In what was once the northern reaches of the Roman Empire, researching Roman buildings is often very difficult due to a lack of source material. Buildings have almost completely disappeared; there are practically no written sources or images.
It is then essential to investigate the underlying ideas and the traditions regarding construction materials and building techniques, in this way broadening the research.
Kees Peterse developed a methodology for this at an early stage, one he defined in his doctoral dissertation Bouwkundige studies van huizen in Pompeii. Muurwerk, maatvoering en ontwerp (1993). This methodology can be summed up by the sub-title, which translates as ‘masonry, measurements and design’. Over the years he refined this methodology
A step-by-step plan can be distilled from the many research reports, which he also explained verbally shortly before his death. The step-by-step plan is based on ‘ideal research conditions’, though the in situ conditions present more challenges. This is illustrated in the two sample projects: the reconstruction of the earth and timber rampart (Holz-Erde-Mauer) together with the west gate of the Haltern Roman fortress (D) and the building archaeological research into the thermal baths in Heerlen.
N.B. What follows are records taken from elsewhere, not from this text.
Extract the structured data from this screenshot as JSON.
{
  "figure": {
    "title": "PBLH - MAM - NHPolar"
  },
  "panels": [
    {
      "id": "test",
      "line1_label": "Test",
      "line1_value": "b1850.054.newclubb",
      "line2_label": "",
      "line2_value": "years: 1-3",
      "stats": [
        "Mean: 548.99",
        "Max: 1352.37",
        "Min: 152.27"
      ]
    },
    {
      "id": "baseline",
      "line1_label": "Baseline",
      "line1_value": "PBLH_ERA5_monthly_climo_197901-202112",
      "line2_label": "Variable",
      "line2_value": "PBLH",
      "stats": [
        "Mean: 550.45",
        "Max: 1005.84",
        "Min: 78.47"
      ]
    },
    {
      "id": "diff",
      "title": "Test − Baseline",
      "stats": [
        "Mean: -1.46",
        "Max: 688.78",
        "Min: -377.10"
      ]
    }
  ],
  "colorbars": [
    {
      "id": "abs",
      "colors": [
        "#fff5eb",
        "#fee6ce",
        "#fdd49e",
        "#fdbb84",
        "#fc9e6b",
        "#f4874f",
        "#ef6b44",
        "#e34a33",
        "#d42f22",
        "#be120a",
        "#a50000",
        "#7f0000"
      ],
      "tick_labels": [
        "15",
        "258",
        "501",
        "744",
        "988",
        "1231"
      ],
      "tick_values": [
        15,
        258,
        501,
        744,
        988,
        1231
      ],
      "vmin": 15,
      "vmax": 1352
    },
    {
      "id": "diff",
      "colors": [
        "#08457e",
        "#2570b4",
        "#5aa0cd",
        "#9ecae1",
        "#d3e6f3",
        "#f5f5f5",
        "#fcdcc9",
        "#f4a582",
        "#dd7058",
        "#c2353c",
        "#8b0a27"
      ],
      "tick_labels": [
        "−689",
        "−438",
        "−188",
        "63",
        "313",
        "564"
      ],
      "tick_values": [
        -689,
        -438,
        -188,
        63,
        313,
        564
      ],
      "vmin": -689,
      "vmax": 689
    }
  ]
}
These examples also clearly show the difference in source material with regard to timber structures and masonry structures. With timber structures, material remains are often very scarce, unlike in masonry structures. At the Roman bathhouse in Heerlen, not only foundations but even remains of upstanding masonry with interior and exterior finishes have been preserved
Kees Peterse’s steps in research align perfectly with the methodology used for the building archaeological research as set out in 'richtlijnen bouwhistorisch onderzoek’, 2009 the Dutch guidelines for building archaeological research published by the Dutch National Cultural Heritage Agency in 2009.